Best Credit Cards for Big Spenders

The short answer: Big spenders benefit from cards with no preset spending limit (charge cards), uncapped bonus categories, and premium cards whose credits and perks the spending easily justifies. Transferable points and business cards with high limits matter more than a single flat rate when volume is high.

Room to spend

High spenders can bump into credit limits, so cards with no preset spending limit (charge cards like the Amex Platinum and business charge cards) are valuable, since they flex with your spending rather than capping it. See charge cards vs credit cards. Business cards also tend to carry higher limits, useful for large volume.

Avoid caps, chase uncapped value

Many bonus categories cap the high rate (for example, 6 percent groceries only on the first $6,000 a year), which big spenders blow through quickly. Favor cards with uncapped bonus categories or strong flat rates so the high rate applies to all your spending, and use multiple cards to extend caps where they exist.

Make premium fees trivial

At high volume, premium card fees are easy to justify: the credits, lounge access, and elite perks add up, and big welcome-bonus minimum spends are easy to hit. Concentrate on transferable points for outsized redemptions, consider tiered business-card bonuses, and treat annual fees as cheap relative to the value at scale. See best premium travel cards.

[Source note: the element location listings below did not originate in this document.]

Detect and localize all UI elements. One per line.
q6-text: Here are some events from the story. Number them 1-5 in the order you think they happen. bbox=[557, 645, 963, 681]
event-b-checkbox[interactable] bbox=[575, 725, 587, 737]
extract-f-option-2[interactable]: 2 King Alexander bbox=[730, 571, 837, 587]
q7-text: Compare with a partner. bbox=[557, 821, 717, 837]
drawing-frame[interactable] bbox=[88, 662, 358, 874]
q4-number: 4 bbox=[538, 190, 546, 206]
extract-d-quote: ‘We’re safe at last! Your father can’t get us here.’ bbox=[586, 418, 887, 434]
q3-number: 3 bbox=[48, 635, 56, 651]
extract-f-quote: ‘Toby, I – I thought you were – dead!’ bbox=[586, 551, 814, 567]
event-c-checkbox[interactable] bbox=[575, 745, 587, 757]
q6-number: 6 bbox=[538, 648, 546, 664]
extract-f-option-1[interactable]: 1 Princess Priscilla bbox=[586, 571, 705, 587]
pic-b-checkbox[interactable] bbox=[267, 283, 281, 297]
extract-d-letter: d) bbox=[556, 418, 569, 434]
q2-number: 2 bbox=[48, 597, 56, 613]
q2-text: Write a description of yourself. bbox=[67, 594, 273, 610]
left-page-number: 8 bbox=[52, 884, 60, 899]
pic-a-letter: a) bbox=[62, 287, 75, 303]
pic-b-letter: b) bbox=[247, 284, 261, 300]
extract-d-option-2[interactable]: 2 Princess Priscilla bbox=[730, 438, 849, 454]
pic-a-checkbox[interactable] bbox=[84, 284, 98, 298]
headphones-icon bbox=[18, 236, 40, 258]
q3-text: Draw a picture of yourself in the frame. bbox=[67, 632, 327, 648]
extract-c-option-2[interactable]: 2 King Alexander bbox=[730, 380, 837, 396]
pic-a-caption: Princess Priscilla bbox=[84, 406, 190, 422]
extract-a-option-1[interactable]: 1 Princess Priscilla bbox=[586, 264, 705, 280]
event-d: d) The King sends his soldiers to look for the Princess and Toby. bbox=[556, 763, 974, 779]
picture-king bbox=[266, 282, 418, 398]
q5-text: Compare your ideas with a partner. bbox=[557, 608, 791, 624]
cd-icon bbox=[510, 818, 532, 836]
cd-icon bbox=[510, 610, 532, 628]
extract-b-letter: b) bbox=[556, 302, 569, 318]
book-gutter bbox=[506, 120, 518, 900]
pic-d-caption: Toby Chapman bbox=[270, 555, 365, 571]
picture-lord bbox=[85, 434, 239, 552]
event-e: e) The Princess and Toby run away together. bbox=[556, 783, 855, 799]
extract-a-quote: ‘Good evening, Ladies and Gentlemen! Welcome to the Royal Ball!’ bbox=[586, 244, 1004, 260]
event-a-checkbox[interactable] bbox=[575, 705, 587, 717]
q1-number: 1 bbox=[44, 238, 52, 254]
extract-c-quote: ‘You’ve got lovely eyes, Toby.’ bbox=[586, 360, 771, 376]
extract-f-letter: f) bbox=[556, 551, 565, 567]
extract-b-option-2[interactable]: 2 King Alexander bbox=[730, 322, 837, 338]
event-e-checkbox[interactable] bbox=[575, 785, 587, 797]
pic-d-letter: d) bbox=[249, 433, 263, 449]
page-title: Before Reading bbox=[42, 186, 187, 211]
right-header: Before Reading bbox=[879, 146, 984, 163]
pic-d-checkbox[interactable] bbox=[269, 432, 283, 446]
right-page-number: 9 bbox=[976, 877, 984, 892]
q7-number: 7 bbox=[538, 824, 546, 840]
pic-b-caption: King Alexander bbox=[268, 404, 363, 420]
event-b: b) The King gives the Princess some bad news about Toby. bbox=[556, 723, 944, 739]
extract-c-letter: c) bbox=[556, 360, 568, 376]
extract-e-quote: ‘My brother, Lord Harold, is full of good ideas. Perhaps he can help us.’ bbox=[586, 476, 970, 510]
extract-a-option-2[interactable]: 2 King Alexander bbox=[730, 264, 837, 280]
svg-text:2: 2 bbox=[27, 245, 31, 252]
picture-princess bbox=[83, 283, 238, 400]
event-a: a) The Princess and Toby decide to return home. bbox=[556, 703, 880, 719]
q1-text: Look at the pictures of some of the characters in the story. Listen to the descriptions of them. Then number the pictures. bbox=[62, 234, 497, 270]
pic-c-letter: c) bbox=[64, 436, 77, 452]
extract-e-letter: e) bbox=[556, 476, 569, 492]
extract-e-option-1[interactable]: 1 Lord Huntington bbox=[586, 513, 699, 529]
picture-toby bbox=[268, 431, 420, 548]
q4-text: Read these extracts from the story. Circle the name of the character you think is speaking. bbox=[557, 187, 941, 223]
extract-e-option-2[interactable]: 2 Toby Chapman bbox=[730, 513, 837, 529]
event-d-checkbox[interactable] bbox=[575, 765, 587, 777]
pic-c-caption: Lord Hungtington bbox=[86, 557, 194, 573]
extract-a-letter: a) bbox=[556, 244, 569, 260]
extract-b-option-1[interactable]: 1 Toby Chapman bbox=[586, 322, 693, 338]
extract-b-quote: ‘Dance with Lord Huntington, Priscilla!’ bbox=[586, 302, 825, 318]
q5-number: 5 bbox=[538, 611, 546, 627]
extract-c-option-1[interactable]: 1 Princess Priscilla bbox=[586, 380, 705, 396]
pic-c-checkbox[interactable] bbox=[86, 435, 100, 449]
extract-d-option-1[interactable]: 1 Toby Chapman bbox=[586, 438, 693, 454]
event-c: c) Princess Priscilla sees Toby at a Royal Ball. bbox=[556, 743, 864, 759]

Frequently asked questions

What credit card is best for high spenders?
Cards with no preset spending limit (charge cards), uncapped bonus categories or strong flat rates, and premium cards whose credits and perks the spending justifies. Transferable points and high-limit business cards help at volume.
Do charge cards have a spending limit?
Charge cards have no preset spending limit, so the amount flexes with your spending and history rather than a fixed cap, which suits big spenders. Balances are generally due in full each month.